I took a flight to Lisbon last weekend (blog on the trip forthcoming!) and my book of choice on my way to Barajas was 'A Week At The Airport' by Alain De Botton. I quite liked the idea of him taking up residence in an international hub, observing the people (I worked for a brief stint in Glasgow Airport and can attest to the fact that some of them are very, erm, interesting characters) and learning what their behaviour tells us about life. Unfortunately though, I didn't spend long enough in Barajas to make any witty observations about it, I just spent four hours on a bus getting there.

The PLM (Pamplona – Logroño – Madrid) bus line is the cheapest and most convenient option for me to get to the Spanish capital. At just under 30 Euros per a return  ticket, I can afford to hop down for the weekend or book flights from Barajas without breaking the bank, and the four hour journey is just about bearable if I'm adequately equipped for it.   

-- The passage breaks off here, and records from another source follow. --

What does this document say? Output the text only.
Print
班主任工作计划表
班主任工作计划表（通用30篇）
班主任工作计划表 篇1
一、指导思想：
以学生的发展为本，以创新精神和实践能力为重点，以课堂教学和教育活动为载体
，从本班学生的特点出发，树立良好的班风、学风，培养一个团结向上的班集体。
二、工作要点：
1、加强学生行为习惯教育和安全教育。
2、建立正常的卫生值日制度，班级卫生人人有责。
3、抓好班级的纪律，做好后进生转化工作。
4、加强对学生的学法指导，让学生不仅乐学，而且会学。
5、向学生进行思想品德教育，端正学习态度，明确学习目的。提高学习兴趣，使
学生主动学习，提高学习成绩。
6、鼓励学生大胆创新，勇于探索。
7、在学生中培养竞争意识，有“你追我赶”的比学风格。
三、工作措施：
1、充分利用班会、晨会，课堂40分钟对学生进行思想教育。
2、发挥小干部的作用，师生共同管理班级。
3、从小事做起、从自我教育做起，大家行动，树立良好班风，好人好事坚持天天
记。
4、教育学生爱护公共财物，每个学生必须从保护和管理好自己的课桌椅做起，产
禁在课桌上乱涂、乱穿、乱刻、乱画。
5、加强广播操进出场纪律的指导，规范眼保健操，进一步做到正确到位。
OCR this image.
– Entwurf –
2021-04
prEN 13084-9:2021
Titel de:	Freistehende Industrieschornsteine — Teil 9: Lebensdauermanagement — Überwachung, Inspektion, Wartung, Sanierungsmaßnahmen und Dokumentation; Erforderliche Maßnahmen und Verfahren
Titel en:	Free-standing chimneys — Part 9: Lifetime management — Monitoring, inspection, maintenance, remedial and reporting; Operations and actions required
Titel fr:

I equipped myself for my last journey with the following things:

  1. An uncontrollable urge to sleep, owing to having to get up at 6am to catch the bus.
  2. A book to read when it turned out that I would repeatedly wake myself up from bouts of fitful sleep by smacking my head against the window.
  3. A cheap new mp3 player which will never replace my beloved iPod, complete with a 'relaxing playlist' which (infuriatingly) cannot be played in anything but alphabetical order.
  4. A pen and paper, just in case I had any ground breaking ideas during the journey. (I didn't.)
  5. A nutricious breakfast of two magdalenas and a bottle of Lemon Kas.

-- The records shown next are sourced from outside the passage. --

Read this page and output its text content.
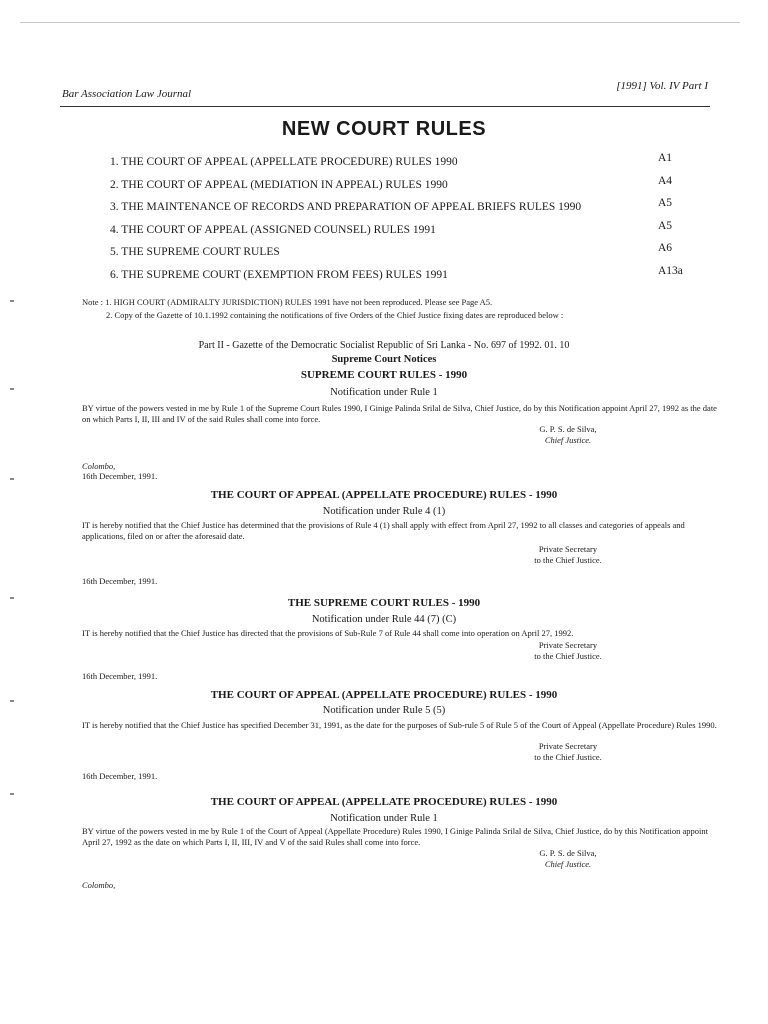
Bar Association Law Journal
[1991] Vol. IV Part I
NEW COURT RULES
1. THE COURT OF APPEAL (APPELLATE PROCEDURE) RULES 1990	A1
2. THE COURT OF APPEAL (MEDIATION IN APPEAL) RULES 1990	A4
3. THE MAINTENANCE OF RECORDS AND PREPARATION OF APPEAL BRIEFS RULES 1990	A5
4. THE COURT OF APPEAL (ASSIGNED COUNSEL) RULES 1991	A5
5. THE SUPREME COURT RULES	A6
6. THE SUPREME COURT (EXEMPTION FROM FEES) RULES 1991	A13a
Note : 1. HIGH COURT (ADMIRALTY JURISDICTION) RULES 1991 have not been reproduced. Please see Page A5.
2. Copy of the Gazette of 10.1.1992 containing the notifications of five Orders of the Chief Justice fixing dates are reproduced below :
Part II - Gazette of the Democratic Socialist Republic of Sri Lanka - No. 697 of 1992. 01. 10
Supreme Court Notices
SUPREME COURT RULES - 1990
Notification under Rule 1
BY virtue of the powers vested in me by Rule 1 of the Supreme Court Rules 1990, I Ginige Palinda Srilal de Silva, Chief Justice, do by this Notification appoint April 27, 1992 as the date on which Parts I, II, III and IV of the said Rules shall come into force.
G. P. S. de Silva,
Chief Justice.
Colombo,
16th December, 1991.
THE COURT OF APPEAL (APPELLATE PROCEDURE) RULES - 1990
Notification under Rule 4 (1)
IT is hereby notified that the Chief Justice has determined that the provisions of Rule 4 (1) shall apply with effect from April 27, 1992 to all classes and categories of appeals and applications, filed on or after the aforesaid date.
Private Secretary
to the Chief Justice.
16th December, 1991.
THE SUPREME COURT RULES - 1990
Notification under Rule 44 (7) (C)
IT is hereby notified that the Chief Justice has directed that the provisions of Sub-Rule 7 of Rule 44 shall come into operation on April 27, 1992.
Private Secretary
to the Chief Justice.
16th December, 1991.
THE COURT OF APPEAL (APPELLATE PROCEDURE) RULES - 1990
Notification under Rule 5 (5)
IT is hereby notified that the Chief Justice has specified December 31, 1991, as the date for the purposes of Sub-rule 5 of Rule 5 of the Court of Appeal (Appellate Procedure) Rules 1990.
Private Secretary
to the Chief Justice.
16th December, 1991.
THE COURT OF APPEAL (APPELLATE PROCEDURE) RULES - 1990
Notification under Rule 1
BY virtue of the powers vested in me by Rule 1 of the Court of Appeal (Appellate Procedure) Rules 1990, I Ginige Palinda Srilal de Silva, Chief Justice, do by this Notification appoint April 27, 1992 as the date on which Parts I, II, III, IV and V of the said Rules shall come into force.
G. P. S. de Silva,
Chief Justice.
Colombo,
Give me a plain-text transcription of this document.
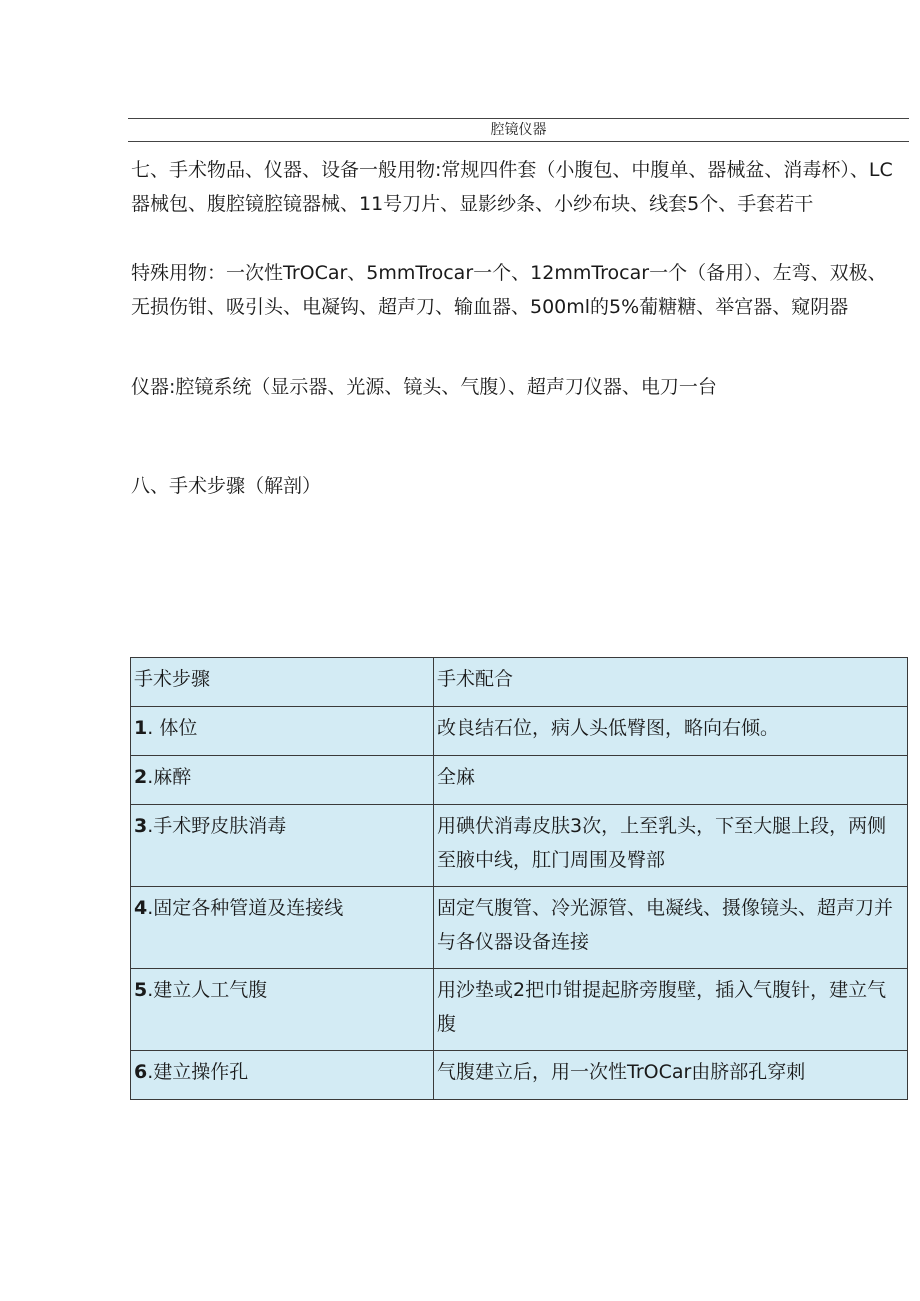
腔镜仪器

七、手术物品、仪器、设备一般用物:常规四件套（小腹包、中腹单、器械盆、消毒杯）、LC器械包、腹腔镜腔镜器械、11号刀片、显影纱条、小纱布块、线套5个、手套若干

特殊用物：一次性TrOCar、5mmTrocar一个、12mmTrocar一个（备用）、左弯、双极、无损伤钳、吸引头、电凝钩、超声刀、输血器、500ml的5%葡糖糖、举宫器、窥阴器

仪器:腔镜系统（显示器、光源、镜头、气腹）、超声刀仪器、电刀一台

八、手术步骤（解剖）

手术步骤	手术配合
1. 体位	改良结石位，病人头低臀图，略向右倾。
2.麻醉	全麻
3.手术野皮肤消毒	用碘伏消毒皮肤3次，上至乳头，下至大腿上段，两侧至腋中线，肛门周围及臀部
4.固定各种管道及连接线	固定气腹管、冷光源管、电凝线、摄像镜头、超声刀并与各仪器设备连接
5.建立人工气腹	用沙垫或2把巾钳提起脐旁腹壁，插入气腹针，建立气腹
6.建立操作孔	气腹建立后，用一次性TrOCar由脐部孔穿刺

We set off at 7.15 and the first thing I noticed was that the opening scenes of 'Apocalypse Now' were being shown on the screen in front of me. Slightly disconcerting. My hazy, morning brain then realised that my bus driver friend had given me a copy of the very same book to read, and I wondered if it was a strange co-incidence or if Spanish bus companies have some sort of affiliation with the apocalypse. Even more disconcerting.

So I shut my eyes to block out the scenes of destruction in front of me and managed to fall asleep for a little while, propped against a makeshift pillow fashioned from my scarf. Happily, I am fortunate enough to be one of those people who can sleep just about anywhere, but sleeping in places other than a bed often comes at a price. After an hour, I felt like I'd been beaten up – I had a crick in my neck, a pain in my back and a sore head from its repeated contact with the window.

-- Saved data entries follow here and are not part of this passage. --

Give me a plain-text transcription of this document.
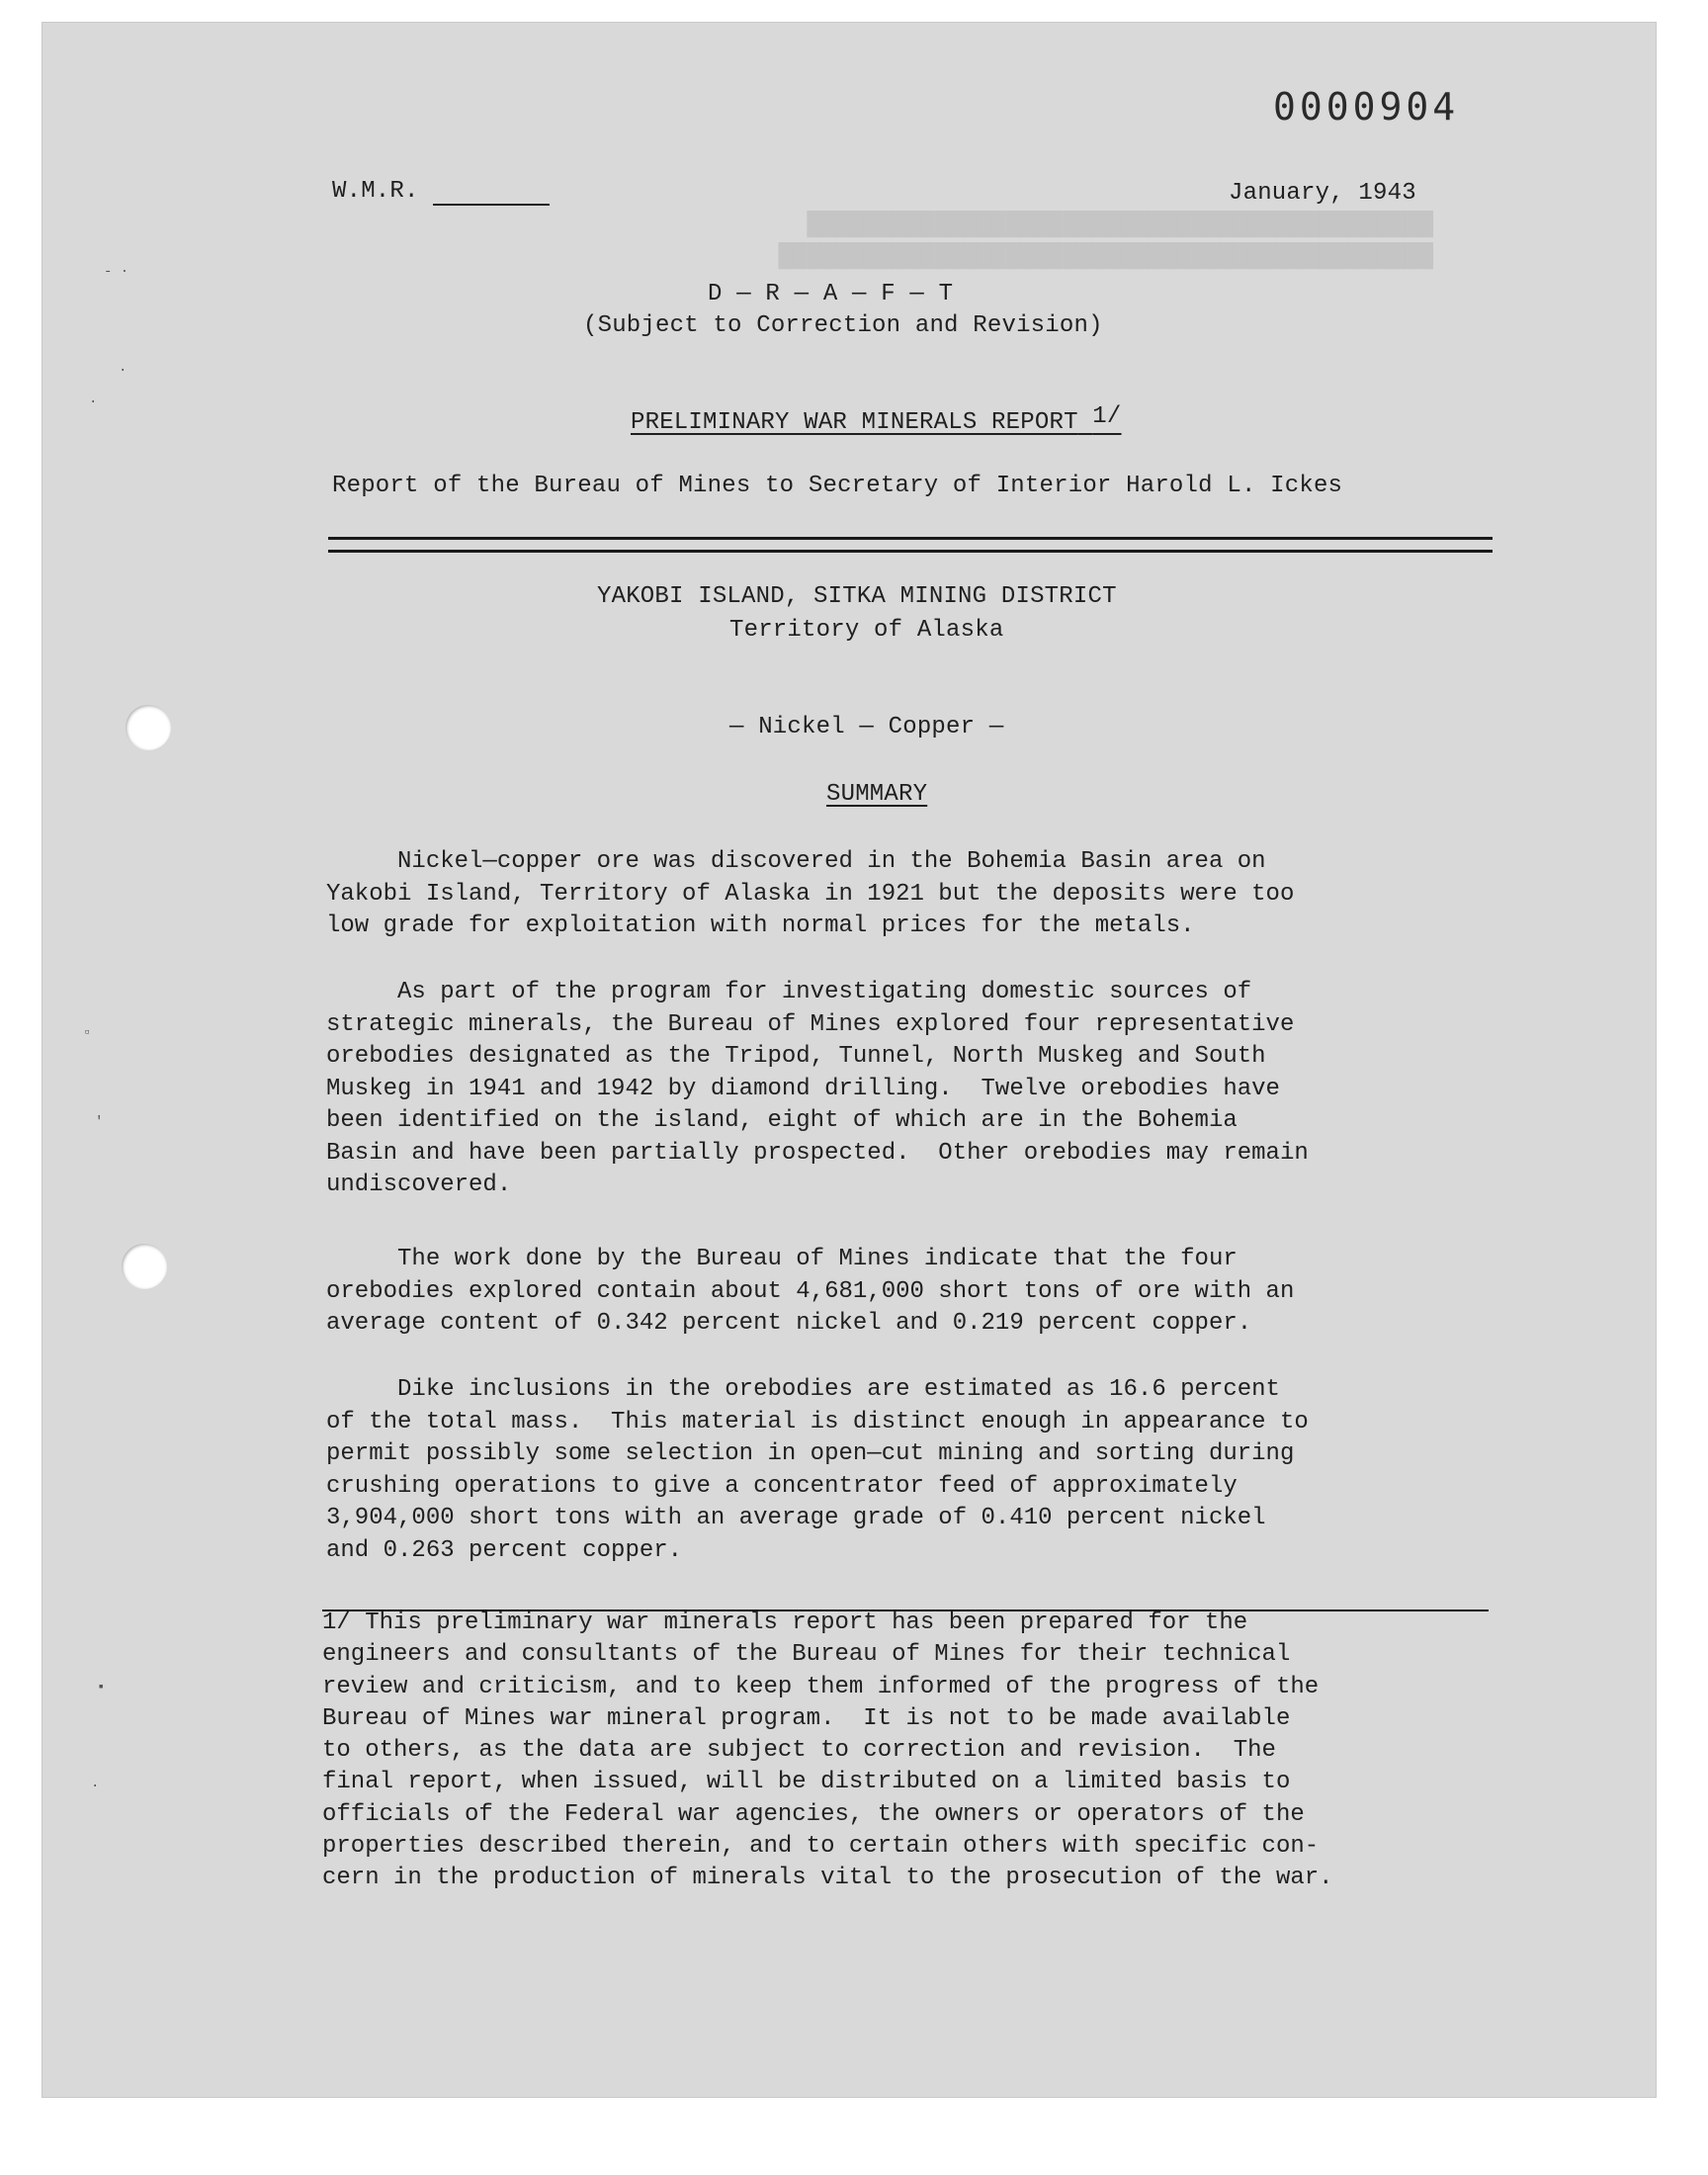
████████████████████████████████████████████
██████████████████████████████████████████████

- ·
·
·
▫
'
▪
·
0000904
W.M.R.	January, 1943
D — R — A — F — T
(Subject to Correction and Revision)
PRELIMINARY WAR MINERALS REPORT 1/
Report of the Bureau of Mines to Secretary of Interior Harold L. Ickes
YAKOBI ISLAND, SITKA MINING DISTRICT
Territory of Alaska
— Nickel — Copper —
SUMMARY
Nickel—copper ore was discovered in the Bohemia Basin area on
Yakobi Island, Territory of Alaska in 1921 but the deposits were too
low grade for exploitation with normal prices for the metals.
As part of the program for investigating domestic sources of
strategic minerals, the Bureau of Mines explored four representative
orebodies designated as the Tripod, Tunnel, North Muskeg and South
Muskeg in 1941 and 1942 by diamond drilling.  Twelve orebodies have
been identified on the island, eight of which are in the Bohemia
Basin and have been partially prospected.  Other orebodies may remain
undiscovered.
The work done by the Bureau of Mines indicate that the four
orebodies explored contain about 4,681,000 short tons of ore with an
average content of 0.342 percent nickel and 0.219 percent copper.
Dike inclusions in the orebodies are estimated as 16.6 percent
of the total mass.  This material is distinct enough in appearance to
permit possibly some selection in open—cut mining and sorting during
crushing operations to give a concentrator feed of approximately
3,904,000 short tons with an average grade of 0.410 percent nickel
and 0.263 percent copper.
1/ This preliminary war minerals report has been prepared for the
engineers and consultants of the Bureau of Mines for their technical
review and criticism, and to keep them informed of the progress of the
Bureau of Mines war mineral program.  It is not to be made available
to others, as the data are subject to correction and revision.  The
final report, when issued, will be distributed on a limited basis to
officials of the Federal war agencies, the owners or operators of the
properties described therein, and to certain others with specific con-
cern in the production of minerals vital to the prosecution of the war.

When it became apparent that sleeping more wasn't a very good idea, I tried to eat my 'breakfast' without the bus driver seeing me in his mirror and without getting crumbs everywhere. That was a fail on both accounts.

Next, I got my book out and tried to concentrate on reading. Some of the information on Heathrow Airport I was learning was interesting stuff, but my little book had pictures and the woman next to me was reading the Spanish Penal Code. It was time to jump on a more intellectual bandwagon.

'I know', I thought, 'this crappy mp3 player does have one saving grace, it came pre-loaded with the “Complete Works of Shakespeare.”' Geeky as it sounds, I've always wanted to say I've read everything he wrote, particularly the sonnets. (I studied sonnet 18 in high school and fell ever-so-slightly in love with him.)

So I fired up the music player, searched through some folders and brought up sonnets 1-10 on the tiny little screen.

Sonnet 1

* scroll *

'From fairest creatures

* scroll *

we desire increase

* scroll*

 That thereby beauty's

                                                 * scroll *
                                                                  rose might never die...'

And that was about as far as I got before I gave up and went back to sleep again until we pulled up in Avenida de Americas.